Al-Taleb got a job offer immediately after university, but realizes that not all her peers are as fortunate. Women “are facing problems in securing jobs, not because companies don’t want to hire us, but because employment for Saudi youths is a major challenge,” she said.
“In today’s Saudi Arabia, parents are encouraging their daughters to get a degree not just in the Kingdom; they also want them to go to Western universities. It has become a common phenomenon. Things have changed. Women are a crucial part of the nation’s development process.”
Not all women graduating in the Kingdom are as lucky, among them Razan Al-Qahtani. “It has been several months since I graduated, yet I haven’t been able to find a job. It has been a struggle so far,” said the 25-year-old IT graduate. “We have more talented and qualified girls, especially in the field of technology, but there are few jobs available. It’s a difficult situation, but we’re hopeful things will change very soon.”
Al-Qahtani expressed confidence that the Kingdom’s Vision 2030 reform plan will bring opportunities for qualified Saudis.
As part of Vision 2030, the government has committed to raise employment among Saudi women.
Alakeel said the government is working hard to find a solution, and it is only a matter of time until more such jobs are on offer.
“As per Vision 2030, there will be more jobs, including technical jobs, available in the country.

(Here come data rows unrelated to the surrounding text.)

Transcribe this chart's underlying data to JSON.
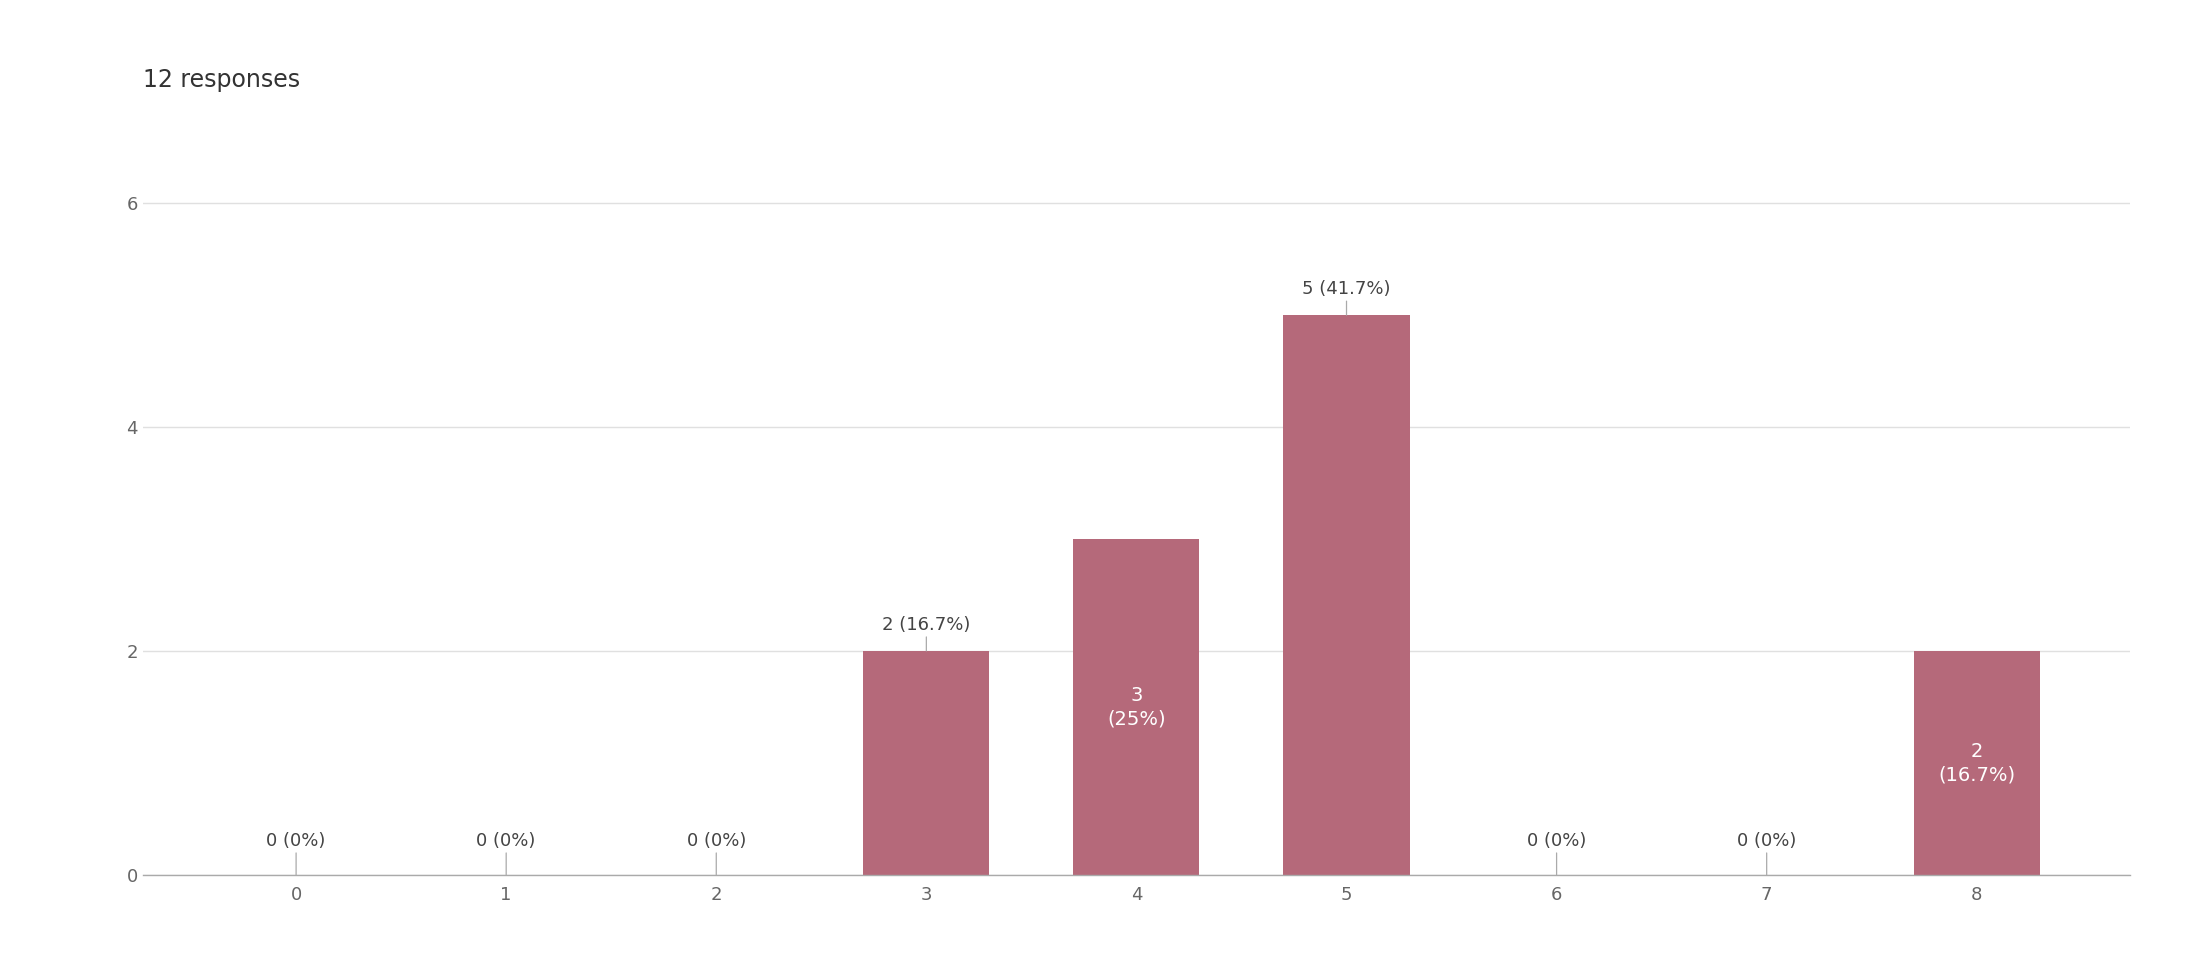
{
  "title": "12 responses",
  "categories": [
    0,
    1,
    2,
    3,
    4,
    5,
    6,
    7,
    8
  ],
  "values": [
    0,
    0,
    0,
    2,
    3,
    5,
    0,
    0,
    2
  ],
  "labels_above": [
    "0 (0%)",
    "0 (0%)",
    "0 (0%)",
    "2 (16.7%)",
    null,
    "5 (41.7%)",
    "0 (0%)",
    "0 (0%)",
    null
  ],
  "labels_inside": [
    null,
    null,
    null,
    null,
    "3\n(25%)",
    null,
    null,
    null,
    "2\n(16.7%)"
  ],
  "bar_color": "#b5697a",
  "background_color": "#ffffff",
  "ylim": [
    0,
    6.6
  ],
  "yticks": [
    0,
    2,
    4,
    6
  ],
  "title_fontsize": 17,
  "label_fontsize_above": 13,
  "label_fontsize_inside": 14,
  "tick_fontsize": 13,
  "grid_color": "#e0e0e0",
  "label_color_outside": "#444444",
  "label_color_inside": "#ffffff"
}
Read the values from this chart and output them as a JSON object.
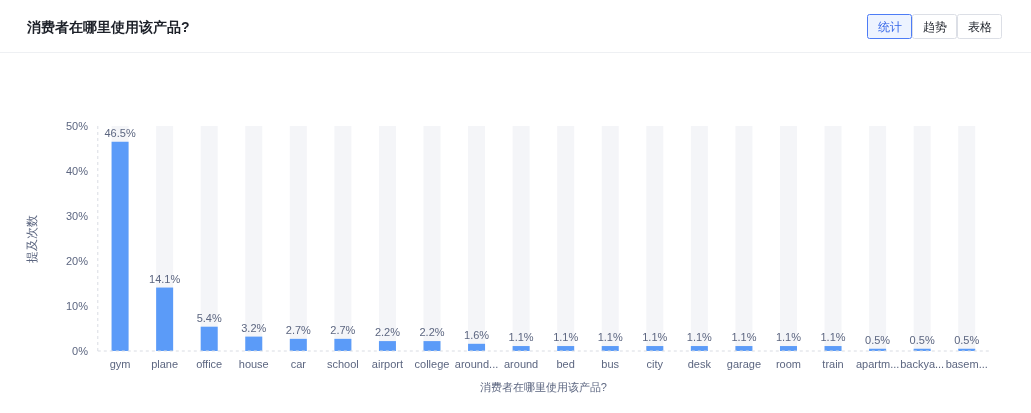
{
  "chart_data": {
    "type": "bar",
    "title": "消费者在哪里使用该产品?",
    "xlabel": "消费者在哪里使用该产品?",
    "ylabel": "提及次数",
    "annotations": [
      "统计",
      "趋势",
      "表格"
    ],
    "categories": [
      "gym",
      "plane",
      "office",
      "house",
      "car",
      "school",
      "airport",
      "college",
      "around...",
      "around",
      "bed",
      "bus",
      "city",
      "desk",
      "garage",
      "room",
      "train",
      "apartm...",
      "backya...",
      "basem..."
    ],
    "values": [
      46.5,
      14.1,
      5.4,
      3.2,
      2.7,
      2.7,
      2.2,
      2.2,
      1.6,
      1.1,
      1.1,
      1.1,
      1.1,
      1.1,
      1.1,
      1.1,
      1.1,
      0.5,
      0.5,
      0.5
    ],
    "value_labels": [
      "46.5%",
      "14.1%",
      "5.4%",
      "3.2%",
      "2.7%",
      "2.7%",
      "2.2%",
      "2.2%",
      "1.6%",
      "1.1%",
      "1.1%",
      "1.1%",
      "1.1%",
      "1.1%",
      "1.1%",
      "1.1%",
      "1.1%",
      "0.5%",
      "0.5%",
      "0.5%"
    ],
    "color": "#5b9bf8",
    "ylim": [
      0,
      50
    ],
    "yticks": [
      {
        "value": 0,
        "label": "0%"
      },
      {
        "value": 10,
        "label": "10%"
      },
      {
        "value": 20,
        "label": "20%"
      },
      {
        "value": 30,
        "label": "30%"
      },
      {
        "value": 40,
        "label": "40%"
      },
      {
        "value": 50,
        "label": "50%"
      }
    ]
  }
}
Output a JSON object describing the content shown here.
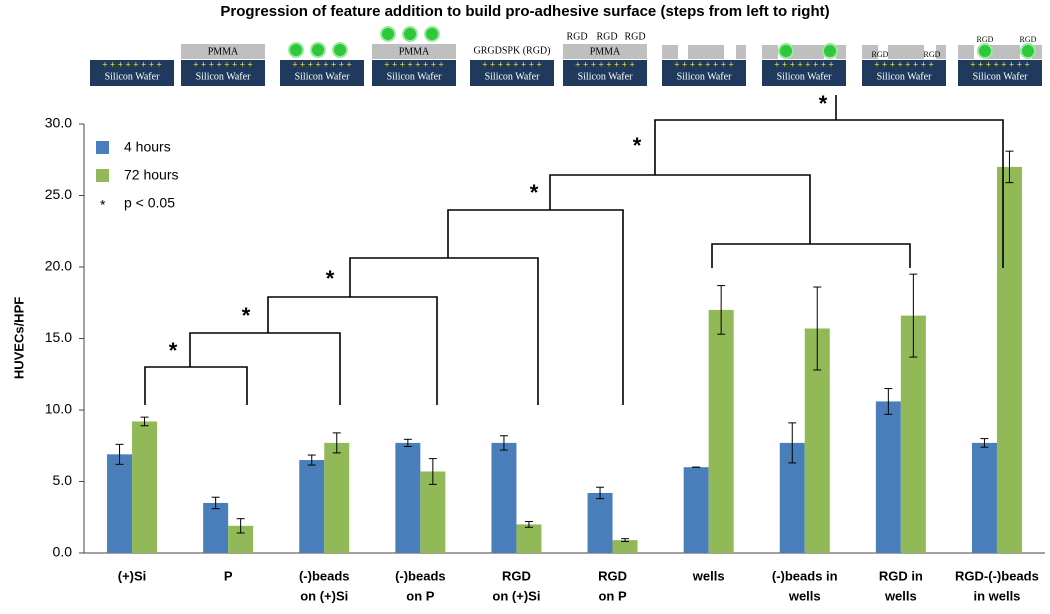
{
  "chart_data": {
    "type": "bar",
    "title": "Progression of feature addition to build pro-adhesive surface (steps from left to right)",
    "ylabel": "HUVECs/HPF",
    "categories": [
      [
        "(+)Si"
      ],
      [
        "P"
      ],
      [
        "(-)beads",
        "on (+)Si"
      ],
      [
        "(-)beads",
        "on P"
      ],
      [
        "RGD",
        "on (+)Si"
      ],
      [
        "RGD",
        "on P"
      ],
      [
        "wells"
      ],
      [
        "(-)beads in",
        "wells"
      ],
      [
        "RGD in",
        "wells"
      ],
      [
        "RGD-(-)beads",
        "in wells"
      ]
    ],
    "series": [
      {
        "name": "4 hours",
        "color": "#4a7ebb",
        "values": [
          6.9,
          3.5,
          6.5,
          7.7,
          7.7,
          4.2,
          6.0,
          7.7,
          10.6,
          7.7
        ],
        "errors": [
          0.7,
          0.4,
          0.35,
          0.25,
          0.5,
          0.4,
          0,
          1.4,
          0.9,
          0.3
        ]
      },
      {
        "name": "72 hours",
        "color": "#92b957",
        "values": [
          9.2,
          1.9,
          7.7,
          5.7,
          2.0,
          0.9,
          17.0,
          15.7,
          16.6,
          27.0
        ],
        "errors": [
          0.3,
          0.5,
          0.7,
          0.9,
          0.2,
          0.1,
          1.7,
          2.9,
          2.9,
          1.1
        ]
      }
    ],
    "ylim": [
      0,
      30
    ],
    "yticks": [
      {
        "value": 0,
        "label": "0.0"
      },
      {
        "value": 5,
        "label": "5.0"
      },
      {
        "value": 10,
        "label": "10.0"
      },
      {
        "value": 15,
        "label": "15.0"
      },
      {
        "value": 20,
        "label": "20.0"
      },
      {
        "value": 25,
        "label": "25.0"
      },
      {
        "value": 30,
        "label": "30.0"
      }
    ],
    "legend_note": {
      "symbol": "*",
      "text": "p < 0.05"
    },
    "annotations": [
      "*",
      "*",
      "*",
      "*",
      "*",
      "*"
    ]
  },
  "schematic": {
    "wafer": "Silicon Wafer",
    "charges": "+ + + + + + + +",
    "pmma": "PMMA",
    "rgd_full": "GRGDSPK (RGD)",
    "rgd": "RGD"
  }
}
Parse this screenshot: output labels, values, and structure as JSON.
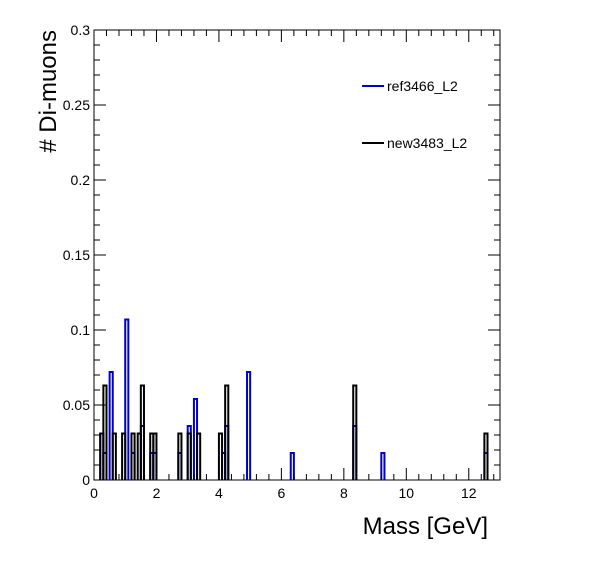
{
  "chart_data": {
    "type": "histogram",
    "title": "",
    "xlabel": "Mass [GeV]",
    "ylabel": "# Di-muons",
    "xlim": [
      0,
      13
    ],
    "ylim": [
      0,
      0.3
    ],
    "x_major_ticks": [
      0,
      2,
      4,
      6,
      8,
      10,
      12
    ],
    "y_major_ticks": [
      0,
      0.05,
      0.1,
      0.15,
      0.2,
      0.25,
      0.3
    ],
    "x_tick_labels": [
      "0",
      "2",
      "4",
      "6",
      "8",
      "10",
      "12"
    ],
    "y_tick_labels": [
      "0",
      "0.05",
      "0.1",
      "0.15",
      "0.2",
      "0.25",
      "0.3"
    ],
    "grid": false,
    "legend_position": "top-right",
    "bin_width": 0.1,
    "series": [
      {
        "name": "ref3466_L2",
        "color": "#0000cc",
        "bins": [
          {
            "x": 0.2,
            "y": 0.031
          },
          {
            "x": 0.3,
            "y": 0.018
          },
          {
            "x": 0.5,
            "y": 0.072
          },
          {
            "x": 1.0,
            "y": 0.107
          },
          {
            "x": 1.2,
            "y": 0.018
          },
          {
            "x": 1.5,
            "y": 0.036
          },
          {
            "x": 1.8,
            "y": 0.018
          },
          {
            "x": 1.9,
            "y": 0.018
          },
          {
            "x": 2.7,
            "y": 0.018
          },
          {
            "x": 3.0,
            "y": 0.036
          },
          {
            "x": 3.2,
            "y": 0.054
          },
          {
            "x": 4.1,
            "y": 0.018
          },
          {
            "x": 4.2,
            "y": 0.036
          },
          {
            "x": 4.9,
            "y": 0.072
          },
          {
            "x": 6.3,
            "y": 0.018
          },
          {
            "x": 8.3,
            "y": 0.036
          },
          {
            "x": 9.2,
            "y": 0.018
          },
          {
            "x": 12.5,
            "y": 0.018
          }
        ]
      },
      {
        "name": "new3483_L2",
        "color": "#000000",
        "bins": [
          {
            "x": 0.2,
            "y": 0.031
          },
          {
            "x": 0.3,
            "y": 0.063
          },
          {
            "x": 0.6,
            "y": 0.031
          },
          {
            "x": 0.9,
            "y": 0.031
          },
          {
            "x": 1.2,
            "y": 0.031
          },
          {
            "x": 1.4,
            "y": 0.031
          },
          {
            "x": 1.5,
            "y": 0.063
          },
          {
            "x": 1.8,
            "y": 0.031
          },
          {
            "x": 1.9,
            "y": 0.031
          },
          {
            "x": 2.7,
            "y": 0.031
          },
          {
            "x": 3.0,
            "y": 0.031
          },
          {
            "x": 3.3,
            "y": 0.031
          },
          {
            "x": 4.0,
            "y": 0.031
          },
          {
            "x": 4.2,
            "y": 0.063
          },
          {
            "x": 8.3,
            "y": 0.063
          },
          {
            "x": 12.5,
            "y": 0.031
          }
        ]
      }
    ]
  }
}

Once we have more jobs, women will eventually get their due share,” she added. According to Alakeel, female empowerment and promotion to leading roles have made huge progress in Saudi Arabia, and this may affect existing STEM job opportunities.
“We’re glad to see Her Royal Highness Princess Reema bint Bandar Al-Saud becoming the first female ambassador of the country. It only suggests change is on the way,” Alakeel said.
Al-Taleb expressed pride in the way her parents have supported her, saying: “My father isn’t educated and my mother has basic literacy, but both provided me with the education I desired. They want their daughters to be as successful as their sons.”
Like women in any country, the transition from university to the workplace is not always easy, even for young Saudi women with technology degrees. Yet they are not losing hope.
“We realize these are difficult times in terms of employment, especially in technology-related fields, but things will change,” Al-Taleb said. “Saudi women will soon be ruling the fields of STEM all over the country.”